Я просыпаюсь от звука будильника. Узнаю будильник Эстер, который издает характерное верещание из ее комнаты через две двери.
– Сейчас же выключи! – ворчу я, накрывая голову подушкой. Переворачиваюсь на живот и заползаю под вторую подушку, чтобы приглушить звук, накрываю голову одеялом. Но не тут-то было. Я по-прежнему слышу противные звуки. – Эстер, какого дьявола! – кричу я, отшвыривая одеяло, и с трудом встаю.
Слышу рядом с собой жалобный стон, потом досадливый вздох. Чья-то рука тянется за одеялом. Голова у меня раскалывается. Сколько же я вчера выпила? Запоздало жалею о том, что заказала не только клюквенный смэш, но и «Бурбон Сауэр», а потом еще холодный чай по-токийски. Комната вокруг меня вращается, как хулахуп, и я внезапно вспоминаю, как крутилась на грязном танцполе с каким-то парнем по имени Аарон, Даррен… или Лэндон, а может, Брэндон. По пути домой партнер по танцам напросился ко мне в такси, а сейчас еще валяется в моей постели. Расталкиваю его и велю немедленно уходить. Сдергиваю с него одеяло.
– Соседка проснулась, – шепчу я, толкая его в бок. – Тебе пора уходить.
– У тебя есть соседка? – бормочет он.
Он сел, но еще не до конца проснулся. Трет глаза; на него падает свет уличного фонаря, который стоит напротив окна. Неожиданно я понимаю, что он по меньшей мере вдвое старше меня. Вижу, что волосы у него не русые, как мне показалось в полутемном баре, а седые, с оловянным отливом. И его ямочки на щеках, которые мне вчера в подпитии так понравились, вовсе не ямочки, а морщины.

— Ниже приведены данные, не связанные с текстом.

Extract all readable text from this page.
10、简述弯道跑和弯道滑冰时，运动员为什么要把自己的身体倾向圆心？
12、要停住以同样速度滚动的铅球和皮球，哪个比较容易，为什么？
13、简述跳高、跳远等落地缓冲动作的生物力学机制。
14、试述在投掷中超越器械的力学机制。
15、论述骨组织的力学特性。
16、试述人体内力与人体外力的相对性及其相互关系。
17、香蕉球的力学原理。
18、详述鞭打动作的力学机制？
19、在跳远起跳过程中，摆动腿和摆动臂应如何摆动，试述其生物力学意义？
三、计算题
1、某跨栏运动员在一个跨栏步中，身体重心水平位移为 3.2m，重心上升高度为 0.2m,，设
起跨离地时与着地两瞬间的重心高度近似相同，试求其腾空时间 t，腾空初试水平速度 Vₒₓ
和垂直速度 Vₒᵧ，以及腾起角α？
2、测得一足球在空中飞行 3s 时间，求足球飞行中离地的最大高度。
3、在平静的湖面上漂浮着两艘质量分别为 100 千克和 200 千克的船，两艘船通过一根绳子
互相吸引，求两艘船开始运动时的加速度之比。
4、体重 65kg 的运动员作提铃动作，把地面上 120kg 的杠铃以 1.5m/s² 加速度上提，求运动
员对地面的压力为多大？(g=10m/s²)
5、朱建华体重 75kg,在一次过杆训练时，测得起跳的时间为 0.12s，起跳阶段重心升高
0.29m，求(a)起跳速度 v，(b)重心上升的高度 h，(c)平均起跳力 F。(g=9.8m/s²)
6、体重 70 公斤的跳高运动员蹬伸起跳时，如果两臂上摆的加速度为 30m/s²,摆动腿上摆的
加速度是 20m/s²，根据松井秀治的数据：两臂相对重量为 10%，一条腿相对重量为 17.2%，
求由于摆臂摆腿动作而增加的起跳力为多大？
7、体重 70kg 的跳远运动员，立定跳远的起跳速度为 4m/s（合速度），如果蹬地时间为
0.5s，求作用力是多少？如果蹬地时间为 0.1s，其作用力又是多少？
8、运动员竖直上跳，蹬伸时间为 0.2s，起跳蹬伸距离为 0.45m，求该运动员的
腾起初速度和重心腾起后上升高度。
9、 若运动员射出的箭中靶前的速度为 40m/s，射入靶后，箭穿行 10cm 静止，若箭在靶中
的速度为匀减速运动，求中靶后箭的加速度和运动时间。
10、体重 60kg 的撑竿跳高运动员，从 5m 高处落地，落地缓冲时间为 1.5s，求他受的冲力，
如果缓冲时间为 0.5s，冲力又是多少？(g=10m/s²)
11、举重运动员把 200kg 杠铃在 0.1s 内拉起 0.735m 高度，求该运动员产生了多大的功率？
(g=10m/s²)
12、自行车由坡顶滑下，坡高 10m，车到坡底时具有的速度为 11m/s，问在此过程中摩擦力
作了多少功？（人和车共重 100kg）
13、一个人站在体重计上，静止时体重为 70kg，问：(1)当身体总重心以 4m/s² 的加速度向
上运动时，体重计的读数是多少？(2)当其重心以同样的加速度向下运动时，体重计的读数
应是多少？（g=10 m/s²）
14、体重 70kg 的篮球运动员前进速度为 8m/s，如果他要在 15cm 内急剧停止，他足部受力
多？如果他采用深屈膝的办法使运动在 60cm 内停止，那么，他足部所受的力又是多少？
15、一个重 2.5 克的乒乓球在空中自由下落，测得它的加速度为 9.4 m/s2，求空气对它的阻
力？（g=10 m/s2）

– Дьявол тебя побери, Эстер, – бурчу я себе под нос, боясь, что верещание разбудило старую миссис Бадни с нижнего этажа. Сейчас она начнет молотить в потолок концом швабры, чтобы мы прекратили шуметь. – Тебе пора уходить, – повторяю я, и он уходит.
Бреду на звук в комнату Эстер. Будильник верещит, как цикада. Чтобы не споткнуться в темноте, держусь рукой за стену, но все равно несколько раз спотыкаюсь и ругаюсь себе под нос. Солнце взойдет через час, не раньше.

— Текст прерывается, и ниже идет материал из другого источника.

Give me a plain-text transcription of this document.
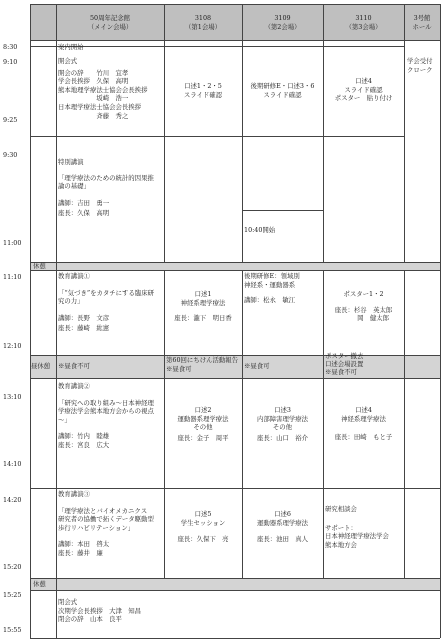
8:30
9:10
9:25
9:30
11:00
11:10
12:10
13:10
14:10
14:20
15:20
15:25
15:55
50周年記念館
（メイン会場）
3108
（第1会場）
3109
（第2会場）
3110
（第3会場）
3号館
ホール
案内開始
開会式
開会の辞　　竹川　宜孝
学会長挨拶　久保　高明
熊本地理学療法士協会会長挨拶
　　　　　　坂崎　浩一
日本理学療法士協会会長挨拶
　　　　　　斉藤　秀之
口述1・2・5
スライド確認
後期研修E・口述3・6
スライド確認
口述4
スライド確認
ポスター　貼り付け
学会受付
クローク
特別講演
「理学療法のための統計的因果推
論の基礎」
講師：吉田　勇一
座長：久保　高明
10:40開始
休憩
教育講演①
「“気づき”をカタチにする臨床研
究の力」
講師：長野　文彦
座長：藤崎　紘憲
口述1
神経系理学療法
座長：瀧下　明日香
後期研修E：領域別
神経系・運動器系
講師：松永　敏江
ポスター1・2
座長：杉谷　英太郎
　　　岡　健太郎
昼休憩 ※昼食不可
第60回にちけん活動報告
※昼食可	※昼食可
ポスター撤去
口述会場設置
※昼食不可
教育講演②
「研究への取り組み〜日本神経理
学療法学会熊本地方会からの視点
〜」
講師：竹内　睦雄
座長：宮良　広大
口述2
運動器系理学療法
その他
座長：金子　周平
口述3
内部障害理学療法
その他
座長：山口　裕介
口述4
神経系理学療法
座長：田崎　もと子
教育講演③
「理学療法とバイオメカニクス
研究者の協働で拓くデータ駆動型
歩行リハビリテーション」
講師：本田　啓太
座長：藤井　廉
口述5
学生セッション
座長：久保下　亮
口述6
運動器系理学療法
座長：池田　真人
研究相談会
サポート：
日本神経理学療法学会
熊本地方会
休憩
閉会式
次期学会長挨拶　大津　知昌
閉会の辞　山本　良平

Еще нет и шести утра, но по воскресеньям Эстер встает очень рано и идет в церковь. Сколько я себя помню, Эстер каждое воскресенье поет в хоре в католической церкви на Катальпа-авеню. Голос у нее нежный, серебристый, умиротворяющий. Иногда я называю ее «святая Эстер».
Войдя к ней, я вздрагиваю от холода. Окно распахнуто настежь. Раннее ноябрьское утро… На письменном столе стопка тетрадей и распечаток, придавленная сверху тяжелым учебником: «Введение в трудотерапию». Бумаги неприятно шелестят на ветру. Подоконник заиндевел, стекла помутнели от конденсата. Комната промерзла насквозь. На полу валяется оторванная москитная сетка из стекловолокна.

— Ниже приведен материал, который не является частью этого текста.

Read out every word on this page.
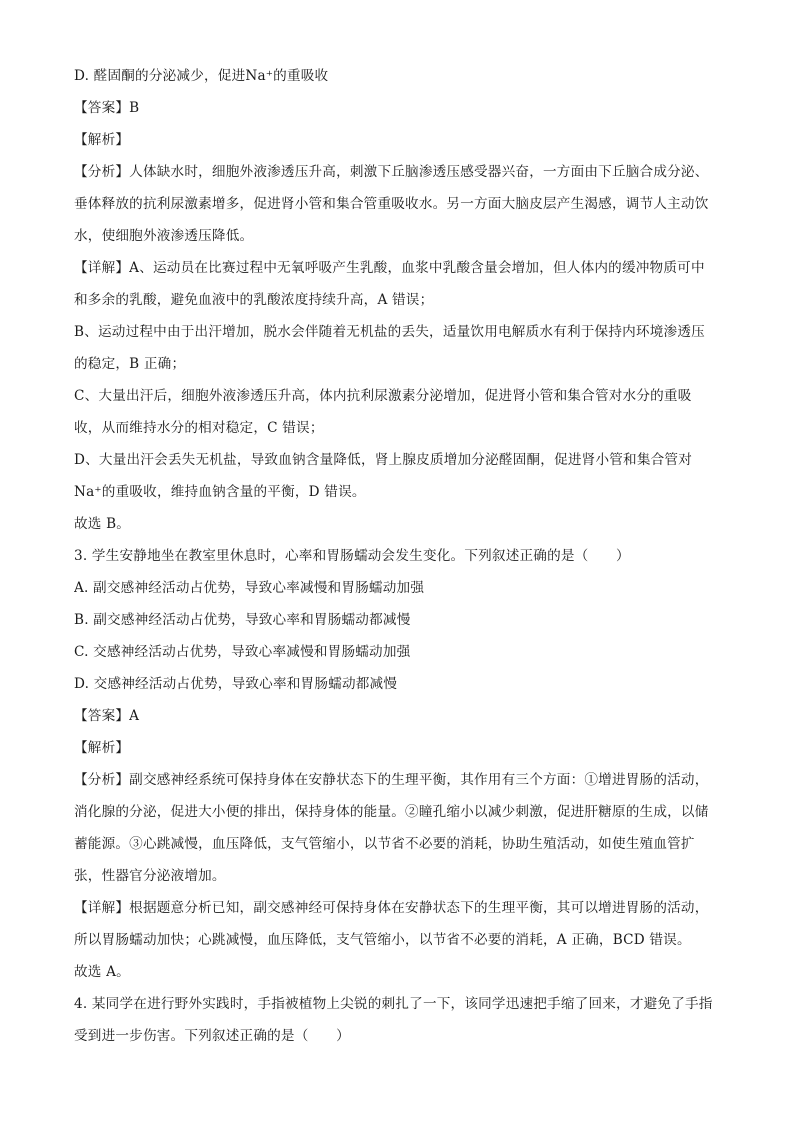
D. 醛固酮的分泌减少，促进Na⁺的重吸收
【答案】B
【解析】
【分析】人体缺水时，细胞外液渗透压升高，刺激下丘脑渗透压感受器兴奋，一方面由下丘脑合成分泌、
垂体释放的抗利尿激素增多，促进肾小管和集合管重吸收水。另一方面大脑皮层产生渴感，调节人主动饮
水，使细胞外液渗透压降低。
【详解】A、运动员在比赛过程中无氧呼吸产生乳酸，血浆中乳酸含量会增加，但人体内的缓冲物质可中
和多余的乳酸，避免血液中的乳酸浓度持续升高，A 错误；
B、运动过程中由于出汗增加，脱水会伴随着无机盐的丢失，适量饮用电解质水有利于保持内环境渗透压
的稳定，B 正确；
C、大量出汗后，细胞外液渗透压升高，体内抗利尿激素分泌增加，促进肾小管和集合管对水分的重吸
收，从而维持水分的相对稳定，C 错误；
D、大量出汗会丢失无机盐，导致血钠含量降低，肾上腺皮质增加分泌醛固酮，促进肾小管和集合管对
Na⁺的重吸收，维持血钠含量的平衡，D 错误。
故选 B。
3. 学生安静地坐在教室里休息时，心率和胃肠蠕动会发生变化。下列叙述正确的是（　　）
A. 副交感神经活动占优势，导致心率减慢和胃肠蠕动加强
B. 副交感神经活动占优势，导致心率和胃肠蠕动都减慢
C. 交感神经活动占优势，导致心率减慢和胃肠蠕动加强
D. 交感神经活动占优势，导致心率和胃肠蠕动都减慢
【答案】A
【解析】
【分析】副交感神经系统可保持身体在安静状态下的生理平衡，其作用有三个方面：①增进胃肠的活动，
消化腺的分泌，促进大小便的排出，保持身体的能量。②瞳孔缩小以减少刺激，促进肝糖原的生成，以储
蓄能源。③心跳减慢，血压降低，支气管缩小，以节省不必要的消耗，协助生殖活动，如使生殖血管扩
张，性器官分泌液增加。
【详解】根据题意分析已知，副交感神经可保持身体在安静状态下的生理平衡，其可以增进胃肠的活动，
所以胃肠蠕动加快；心跳减慢，血压降低，支气管缩小，以节省不必要的消耗，A 正确，BCD 错误。
故选 A。
4. 某同学在进行野外实践时，手指被植物上尖锐的刺扎了一下，该同学迅速把手缩了回来，才避免了手指
受到进一步伤害。下列叙述正确的是（　　）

Я высовываюсь из окна – может быть, Эстер на площадке пожарной лестницы? Снаружи темно. Мы живем в тихом квартале Чикаго. Вдоль улицы стоят припаркованные машины, засыпанные последними желтыми листьями, облетевшими с ближайших деревьев. Машины и пожухлая трава в инее. Трава вянет; скоро она умрет. Из вентиляционных труб на крышах соседних домов к утреннему небу поднимаются столбики дыма. На Фаррагут-авеню спят все, кроме меня. На площадке пожарной лестницы пусто – Эстер там нет.
Отвернувшись от окна, я замечаю, что постельные принадлежности Эстер валяются на полу; вижу ее ярко-оранжевое пуховое одеяло и покрывало цвета морской волны.
– Эстер! – зову я, с трудом пробираясь по тесной квадратной комнатке, в которой едва умещается двуспальная кровать. Спотыкаюсь о груду одежды, сброшенную на пол; нога запутывается в джинсах. – Проснись и пой! – говорю я, с силой ударяя по будильнику, чтобы выключить его. Правда, вместо того, чтобы выключить устройство, я включаю радио, и комнату заполняет какофония: бодрые голоса дикторов на фоне прежнего мерзкого верещания. Ну все, с меня хватит! – Эстер! – кричу я во весь голос.
Глаза привыкают к темноте, и я вижу, что в постели святой Эстер нет.
Наконец мне удается отключить будильник и нащупать настенный выключатель. От яркого света болит голова, и я морщусь – вчера слишком много себе позволила. Медленно озираюсь по сторонам. Куда подевалась Эстер? Отгибаю край одеяла, лежащего на полу. Прекрасно понимаю, что веду себя нелепо, и все же заглядываю под него. Раздвигаю дверцы встроенного стенного шкафа; захожу в единственную в нашей квартире ванну. На туалетном столике в беспорядке расставлена наша общая косметика, пожалуй, слишком дорогая для нас.